Historians in the News

If presidential politics seem nasty today, with personal attacks often taking precedence over substantive issues, blame the election of 1800.

Out the window went the young nation's dignified unanimity of the George Washington years. In came vitriol and attack politics as Thomas Jefferson faced John Adams. And the contest was decided by just three electoral votes -- still the closest election in American history.

That fascinating election is brought vibrantly to life by Edward J. Larson, a Pulitzer Prize-winning historian, in "A Magnificent Catastrophe" (Free Press, 276 pages, $27).
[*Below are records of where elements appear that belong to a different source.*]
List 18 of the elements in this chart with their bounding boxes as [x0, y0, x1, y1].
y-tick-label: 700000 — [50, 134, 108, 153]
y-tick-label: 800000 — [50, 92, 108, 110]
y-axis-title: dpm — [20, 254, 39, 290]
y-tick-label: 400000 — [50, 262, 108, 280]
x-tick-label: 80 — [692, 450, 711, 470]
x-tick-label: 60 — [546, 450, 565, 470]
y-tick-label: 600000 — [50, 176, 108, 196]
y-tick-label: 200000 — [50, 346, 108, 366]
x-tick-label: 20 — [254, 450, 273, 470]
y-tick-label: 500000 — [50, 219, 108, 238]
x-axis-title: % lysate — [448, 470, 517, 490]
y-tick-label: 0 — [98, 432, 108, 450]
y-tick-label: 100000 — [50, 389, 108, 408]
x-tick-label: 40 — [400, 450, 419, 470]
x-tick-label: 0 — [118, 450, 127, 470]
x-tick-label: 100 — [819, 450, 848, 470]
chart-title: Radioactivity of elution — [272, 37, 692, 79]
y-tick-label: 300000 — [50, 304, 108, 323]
Larson's lively approach is signaled in the opening lines of his book describing the Founding Fathers: "They could write like angels and scheme like demons."
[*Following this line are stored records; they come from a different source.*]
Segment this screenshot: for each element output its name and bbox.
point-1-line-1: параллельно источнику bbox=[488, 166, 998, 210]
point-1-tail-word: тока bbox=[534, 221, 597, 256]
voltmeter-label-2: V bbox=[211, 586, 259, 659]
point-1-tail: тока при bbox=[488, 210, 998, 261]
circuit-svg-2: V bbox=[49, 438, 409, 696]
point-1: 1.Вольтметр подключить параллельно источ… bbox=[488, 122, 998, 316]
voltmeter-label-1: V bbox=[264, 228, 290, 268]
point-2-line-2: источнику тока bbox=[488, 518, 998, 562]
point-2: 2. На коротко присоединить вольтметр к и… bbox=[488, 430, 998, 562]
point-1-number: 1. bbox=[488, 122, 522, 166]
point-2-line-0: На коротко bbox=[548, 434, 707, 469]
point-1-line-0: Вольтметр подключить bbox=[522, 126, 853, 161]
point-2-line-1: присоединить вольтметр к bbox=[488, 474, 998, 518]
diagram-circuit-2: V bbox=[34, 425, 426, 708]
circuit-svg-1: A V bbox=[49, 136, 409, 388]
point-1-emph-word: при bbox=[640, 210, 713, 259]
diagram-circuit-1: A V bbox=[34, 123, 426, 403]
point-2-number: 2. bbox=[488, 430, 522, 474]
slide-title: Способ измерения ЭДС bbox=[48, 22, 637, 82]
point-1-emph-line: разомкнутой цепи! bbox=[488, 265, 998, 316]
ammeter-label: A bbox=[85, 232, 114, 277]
One of the surprising elements of the landmark 1800 election turns out to be that neither Jefferson nor Adams actually campaigned for office. That left the election wide open for combative smear campaigns in the rollicking partisan press that makes today's media seem tame by comparison.

Another fascinating element of the story is that the campaign's brutal tone ended what once had been a close friendship between Adams and Jefferson. A grinding personal rivalry took its place.

Finally, the 1800 election resulted in a tie between Jefferson and Aaron Burr that threw the election out of the electoral college and into the House of Representatives. There, 34 rounds of seesaw balloting went back and forth between Jefferson, Burr and Adams, with backdoor scheming of Olympian dimensions, before Jefferson finally emerged triumphant.

Larson, who used to spend part of his time along Puget Sound, has since moved on to dual professorships in Georgia and California. His dramatic new book seems destined to earn him even more readers in a country that, in recent years, seems to have an unquenchable appetite for true tales of the Founding Fathers.